When Brylie Fowler was choosing models for a fashion spread in the second edition of her London-based magazine, Plastique, she settled on a girl whose portfolio indicated that she had a healthy, athletic frame.
But Ms. Fowler, who grew up in Oakville, Ont., said the model who arrived had a 23-inch waist and was so tiny that she resembled a baby deer as she struck the exaggerated poses of high fashion. The resulting photographs of her in a Dolce & Gabbana gown, Ms. Fowler said, were too frightening to print.
And so the magazine decided to use a common industry technique, airbrushing the image before it went to press to change the girl's appearance.
Except in this case, it made her bigger.
“It doesn't look good,” Ms. Fowler said yesterday of emaciated frames. “And I'm in the business of making things look good.”
The fashion industry is having a similar image crisis these days. It has been accused of promoting extreme thinness for decades, finally leading several countries to take legislative action.
This week, France introduced a law that would make it a crime to “incite” people to thinness on websites, magazines and in advertisements. In 2006, Spain announced that models must have a minimum body mass index, or height-to-weight ratio, of 18, or be banned from the runways.
And some haute couture heavyweights seem to be taking note. In the April issue of Vogue, the Prada-wearing devil herself, Anna Wintour, encouraged designers to “consider athleticism and vitality as assets in the wearing of great fashion.”
But is the fashion world simply paying pouty lip service or is the industry that gave us skinny jeans and standardized size zero really ready to declare that thin is out?
“People don't even really believe it; there's not any fear,” said Ms. Fowler, who began her career at the Paris magazine Citizen K. “Is this law really going to change anorexic girls out there? Are we not going to take photos of Mary-Kate Olsen?”
Skepticism of the law and its impact has been expressed by fashion insiders around the globe.

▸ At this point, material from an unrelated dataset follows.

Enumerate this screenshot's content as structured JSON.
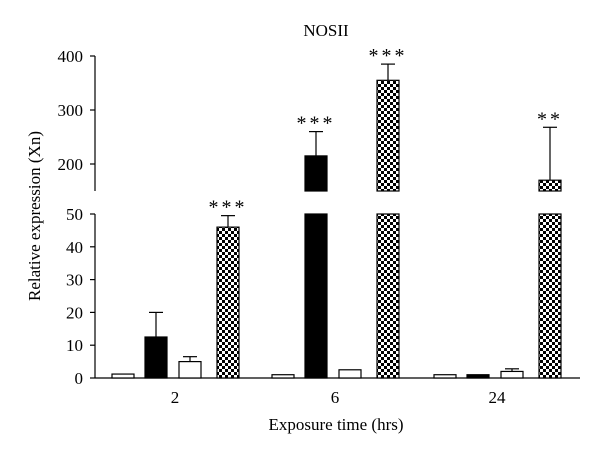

French designer Jean-Paul Gaultier was quoted as saying: “This kind of problem cannot be resolved with laws,” a sentiment repeated in Canada.
In October, a group of fashion designers from Milan, Italy, attended the L'Oréal Fashion Week in Toronto and asked Fashion Design Council of Canada president Robin Kay to sign a pledge not to use skinny models in the shows. She refused.
“I said I couldn't do it,” she recalled yesterday. “I can have an opinion, but I'm not going to sign that. I have not seen a need for it on our runways.”
Jeanne Beker, host of Fashion Television, said she understands the impetus behind the French legislation, but not how the government plans to enforce it.
“I find it very strange that people are trying to legislate an aesthetic,” she said. “We don't want to promote unhealthy images, but who's to say what's really healthy? How would it look if people over a certain weight couldn't be shown?”
Ms. Beker believes the French law, if it is ultimately passed, would be a form of censorship. But more than that, she suggests that eagerness to blame fashion for eating disorders is a cultural witch hunt akin to demonizing gangster rap or violent video games.
Fashion is a business, she said, but also a fantasy, one that is produced at great effort with the explicit purpose of being non-representative.
“These images are not to be taken literally,” she said. “At every photo shoot there are 50 people scurrying around trying to get that girl to look like that. It's a fairy tale.”